Mayışlı turollerin dolaşıma soktuğu “sabır kardeşim sabır”
tekerlemesini onlardan daha fazla sahiplenmişe benziyorlar ve
yeniye, sonraya, geleceğe ilişkin hiçbir şey söylemedikleri için de
yerlerinde sayıyorlar. “Mecbursunuz kardeşim” veya “demokrasi
getireceğiz” herhalde kümesi genişleyen kararsızlar üzerinde etkili
değil ki, rakamlar ortada.
Princeton’da felsefe hocası Ord. Prof. Dr. Cornel West kendini
“devrimci bir Hristiyan”
olarak tanımlıyor. Trump yönetimini (toplumu)
kutuplaştırmanın ötesinde (devleti) gangsterleştirme siyaseti
gütmekle itham ediyor. Devletin askerileşmesiyle, piyasanın
açgözlülüğün el ele yürüdüğünün altını çiziyor. Obama’dan Trump’a
geçişi, neo-faşizmin neo-liberalizmin ardından gelip, onun üzerine
yerleşmesi olarak betimliyor. Elinde kutsal kitapla kilise önünde
poz veren Trump’ın Bizans İmparatoru Konstantin olarak göründüğünü,
bunun karşısına Hz. İsa olarak çıkmak gerektiğini belirtiyor.

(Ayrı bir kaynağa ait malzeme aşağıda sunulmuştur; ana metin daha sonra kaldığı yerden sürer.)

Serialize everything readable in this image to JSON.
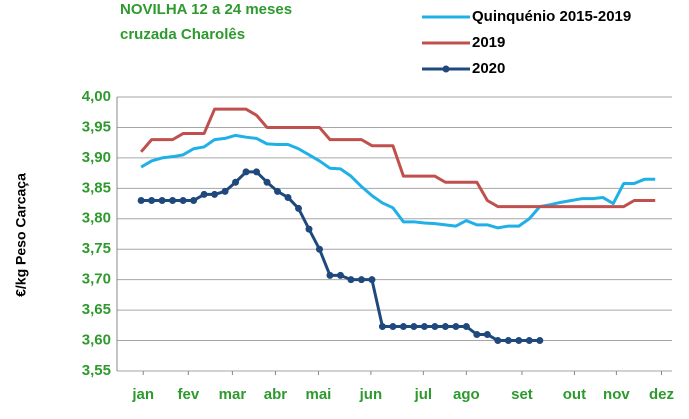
{
  "chart_data": {
    "type": "line",
    "title": "NOVILHA 12 a 24 meses",
    "subtitle": "cruzada Charolês",
    "y_label": "€/kg Peso Carcaça",
    "x": [
      1,
      2,
      3,
      4,
      5,
      6,
      7,
      8,
      9,
      10,
      11,
      12,
      13,
      14,
      15,
      16,
      17,
      18,
      19,
      20,
      21,
      22,
      23,
      24,
      25,
      26,
      27,
      28,
      29,
      30,
      31,
      32,
      33,
      34,
      35,
      36,
      37,
      38,
      39,
      40,
      41,
      42,
      43,
      44,
      45,
      46,
      47,
      48,
      49,
      50
    ],
    "xlim": [
      -1.3,
      51.6
    ],
    "xticks": [
      {
        "value": 1.2,
        "label": "jan"
      },
      {
        "value": 5.5,
        "label": "fev"
      },
      {
        "value": 9.7,
        "label": "mar"
      },
      {
        "value": 13.8,
        "label": "abr"
      },
      {
        "value": 17.9,
        "label": "mai"
      },
      {
        "value": 22.9,
        "label": "jun"
      },
      {
        "value": 27.9,
        "label": "jul"
      },
      {
        "value": 32,
        "label": "ago"
      },
      {
        "value": 37.3,
        "label": "set"
      },
      {
        "value": 42.3,
        "label": "out"
      },
      {
        "value": 46.3,
        "label": "nov"
      },
      {
        "value": 50.6,
        "label": "dez"
      }
    ],
    "ylim": [
      3.55,
      4.0
    ],
    "yticks": [
      {
        "value": 3.55,
        "label": "3,55"
      },
      {
        "value": 3.6,
        "label": "3,60"
      },
      {
        "value": 3.65,
        "label": "3,65"
      },
      {
        "value": 3.7,
        "label": "3,70"
      },
      {
        "value": 3.75,
        "label": "3,75"
      },
      {
        "value": 3.8,
        "label": "3,80"
      },
      {
        "value": 3.85,
        "label": "3,85"
      },
      {
        "value": 3.9,
        "label": "3,90"
      },
      {
        "value": 3.95,
        "label": "3,95"
      },
      {
        "value": 4.0,
        "label": "4,00"
      }
    ],
    "grid": true,
    "legend": "top-right",
    "series": [
      {
        "name": "Quinquénio 2015-2019",
        "color": "#1fb0e8",
        "values": [
          3.885,
          3.895,
          3.9,
          3.902,
          3.905,
          3.915,
          3.918,
          3.93,
          3.932,
          3.937,
          3.934,
          3.932,
          3.923,
          3.922,
          3.922,
          3.915,
          3.905,
          3.895,
          3.883,
          3.882,
          3.87,
          3.853,
          3.838,
          3.826,
          3.818,
          3.795,
          3.795,
          3.793,
          3.792,
          3.79,
          3.788,
          3.797,
          3.79,
          3.79,
          3.785,
          3.788,
          3.788,
          3.8,
          3.82,
          3.823,
          3.827,
          3.83,
          3.833,
          3.833,
          3.835,
          3.825,
          3.858,
          3.858,
          3.865,
          3.865
        ]
      },
      {
        "name": "2019",
        "color": "#c0504d",
        "values": [
          3.91,
          3.93,
          3.93,
          3.93,
          3.94,
          3.94,
          3.94,
          3.98,
          3.98,
          3.98,
          3.98,
          3.97,
          3.95,
          3.95,
          3.95,
          3.95,
          3.95,
          3.95,
          3.93,
          3.93,
          3.93,
          3.93,
          3.92,
          3.92,
          3.92,
          3.87,
          3.87,
          3.87,
          3.87,
          3.86,
          3.86,
          3.86,
          3.86,
          3.83,
          3.82,
          3.82,
          3.82,
          3.82,
          3.82,
          3.82,
          3.82,
          3.82,
          3.82,
          3.82,
          3.82,
          3.82,
          3.82,
          3.83,
          3.83,
          3.83
        ]
      },
      {
        "name": "2020",
        "color": "#1f497d",
        "marker": "circle",
        "values": [
          3.83,
          3.83,
          3.83,
          3.83,
          3.83,
          3.83,
          3.84,
          3.84,
          3.845,
          3.86,
          3.877,
          3.877,
          3.86,
          3.845,
          3.835,
          3.817,
          3.783,
          3.75,
          3.707,
          3.707,
          3.7,
          3.7,
          3.7,
          3.623,
          3.623,
          3.623,
          3.623,
          3.623,
          3.623,
          3.623,
          3.623,
          3.623,
          3.61,
          3.61,
          3.6,
          3.6,
          3.6,
          3.6,
          3.6,
          null,
          null,
          null,
          null,
          null,
          null,
          null,
          null,
          null,
          null,
          null
        ]
      }
    ]
  }
}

Devrimci şiddetsizliği ve daha önce birbirleriyle konuşmayan toplum
kesimlerinin aralarında temasa geçmesini, örgütlenmeyi umut olarak
görüyor.
Prof. West’in düşünceleri bence bizi ilgilendirmeli. “Ne güzel,
yata yata askerlik yapıyoruz” havasındaki muhalif siyasetçileri de.

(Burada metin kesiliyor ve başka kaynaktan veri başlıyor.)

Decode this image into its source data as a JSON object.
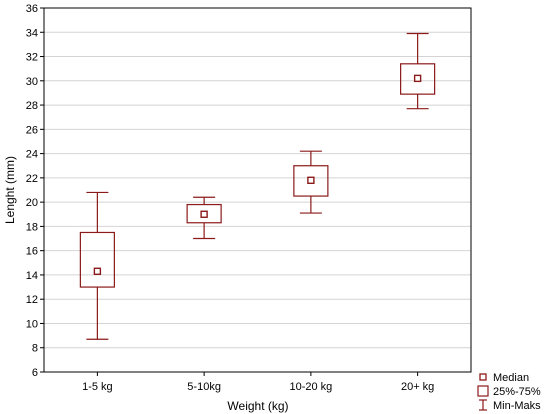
{
  "chart_data": {
    "type": "box",
    "xlabel": "Weight (kg)",
    "ylabel": "Lenght (mm)",
    "ylim": [
      6,
      36
    ],
    "yticks": [
      6,
      8,
      10,
      12,
      14,
      16,
      18,
      20,
      22,
      24,
      26,
      28,
      30,
      32,
      34,
      36
    ],
    "grid": true,
    "legend_position": "bottom-right",
    "color": "#8b1a1a",
    "categories": [
      "1-5 kg",
      "5-10kg",
      "10-20 kg",
      "20+ kg"
    ],
    "boxes": [
      {
        "min": 8.7,
        "q1": 13.0,
        "median": 14.3,
        "q3": 17.5,
        "max": 20.8
      },
      {
        "min": 17.0,
        "q1": 18.3,
        "median": 19.0,
        "q3": 19.8,
        "max": 20.4
      },
      {
        "min": 19.1,
        "q1": 20.5,
        "median": 21.8,
        "q3": 23.0,
        "max": 24.2
      },
      {
        "min": 27.7,
        "q1": 28.9,
        "median": 30.2,
        "q3": 31.4,
        "max": 33.9
      }
    ],
    "legend": [
      {
        "key": "median",
        "label": "Median"
      },
      {
        "key": "box",
        "label": "25%-75%"
      },
      {
        "key": "whisker",
        "label": "Min-Maks"
      }
    ]
  }
}
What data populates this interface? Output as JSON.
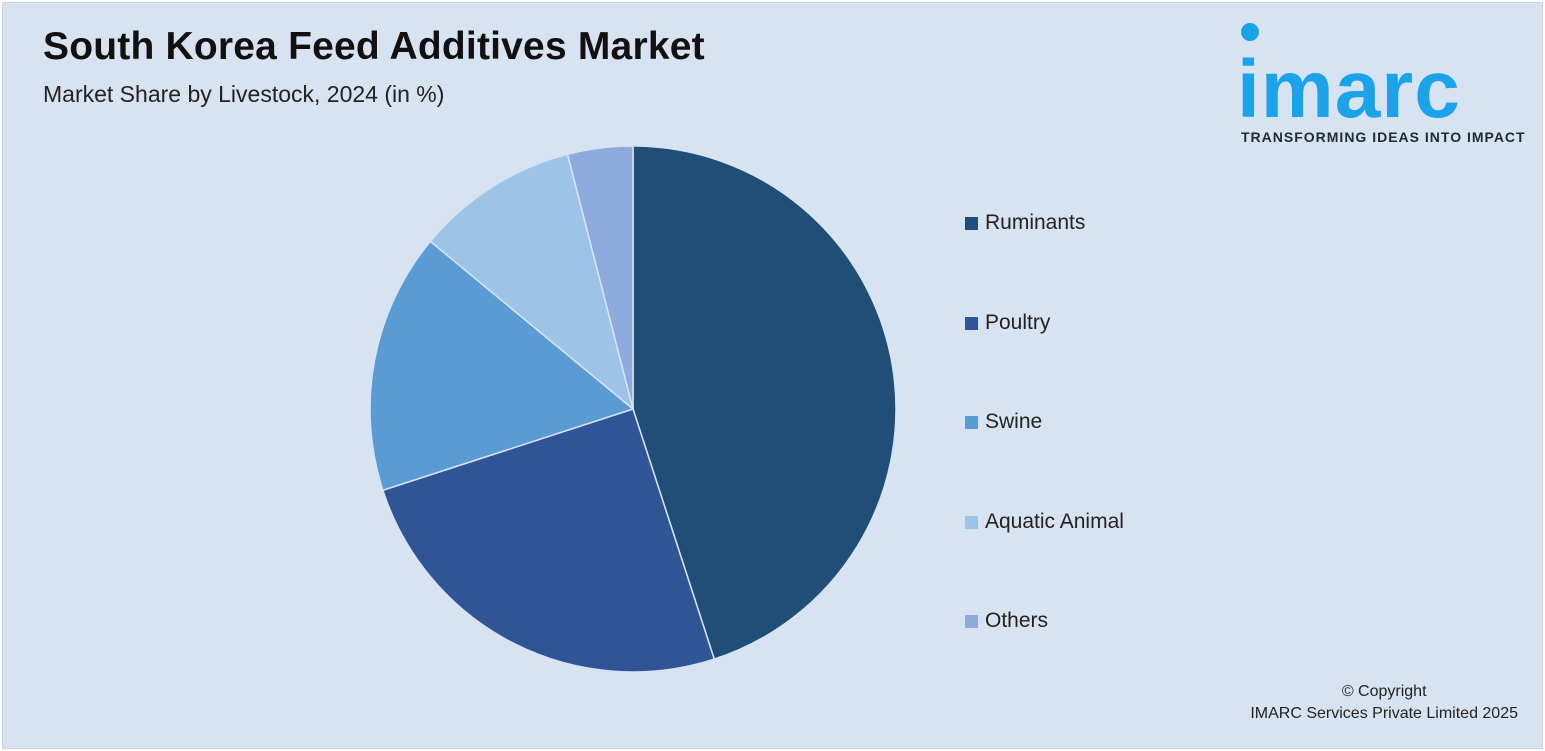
{
  "header": {
    "title": "South Korea Feed Additives Market",
    "subtitle": "Market Share by Livestock, 2024 (in %)"
  },
  "logo": {
    "word": "imarc",
    "tagline": "TRANSFORMING IDEAS INTO IMPACT",
    "color": "#1aa3e8"
  },
  "chart_data": {
    "type": "pie",
    "title": "South Korea Feed Additives Market",
    "subtitle": "Market Share by Livestock, 2024 (in %)",
    "categories": [
      "Ruminants",
      "Poultry",
      "Swine",
      "Aquatic Animal",
      "Others"
    ],
    "values": [
      45,
      25,
      16,
      10,
      4
    ],
    "colors": [
      "#1f4e79",
      "#2f5597",
      "#5b9bd5",
      "#9dc3e6",
      "#8faadc"
    ],
    "legend_position": "right",
    "start_angle_deg": 0,
    "direction": "clockwise"
  },
  "footer": {
    "copyright_line1": "© Copyright",
    "copyright_line2": "IMARC Services Private Limited 2025"
  }
}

“Mavi Vatan” varsa yeşil eko-vatan da olabilmeli. Gökkuşağı LGBTI-Q
vatan da. Yeşil-sarı-kırmızı vatan da. Haçlı, davut yıldızlı vatan
da. Kırmızı-siyah anarko-vatan da. Ve nihayet her yurttaşın kendini
paydaş duyumsayacağı, hepimizin “ortak vatanı” da. Oysa haydi
madem Kürt Meselesi, Ermeni Soykırımı gibi temel yüzleşme konuları
“sakıncalı” CHP için, daha steril Libya, Suriye, Irak dosyalarında,
onlar iktidar olursa MSB kim olacak gibi sorularda da sözleri
yok.
Keşke, vatan uğruna ölen varsa değil üzerinde uzlaşılan bir
toplumsal sözleşme ve bir teşkilât-ı esasiye varsa vatandır
diyebilsek artık. “Bu gayya kuyusundan nasıl çıkacağız?” sorusunun
yanıtı, biraz da hatta belki büyük ölçüde Sayın Ümit
Kardaş’ın “Bu
kaçıncı cumhuriyet?” sorusuna vereceğimiz yanıtta saklı. Mavi
Vatan, Libya Suriye, Irak, Pençe, Kartal, Çekiç, Güneş gibi sesler
duyunca içgüdüsel olarak hazırola geçmektense, bu konulara kafa
yormak ve sözünü söylemek vatana daha yararlı hizmet. Düzene değil
vatana.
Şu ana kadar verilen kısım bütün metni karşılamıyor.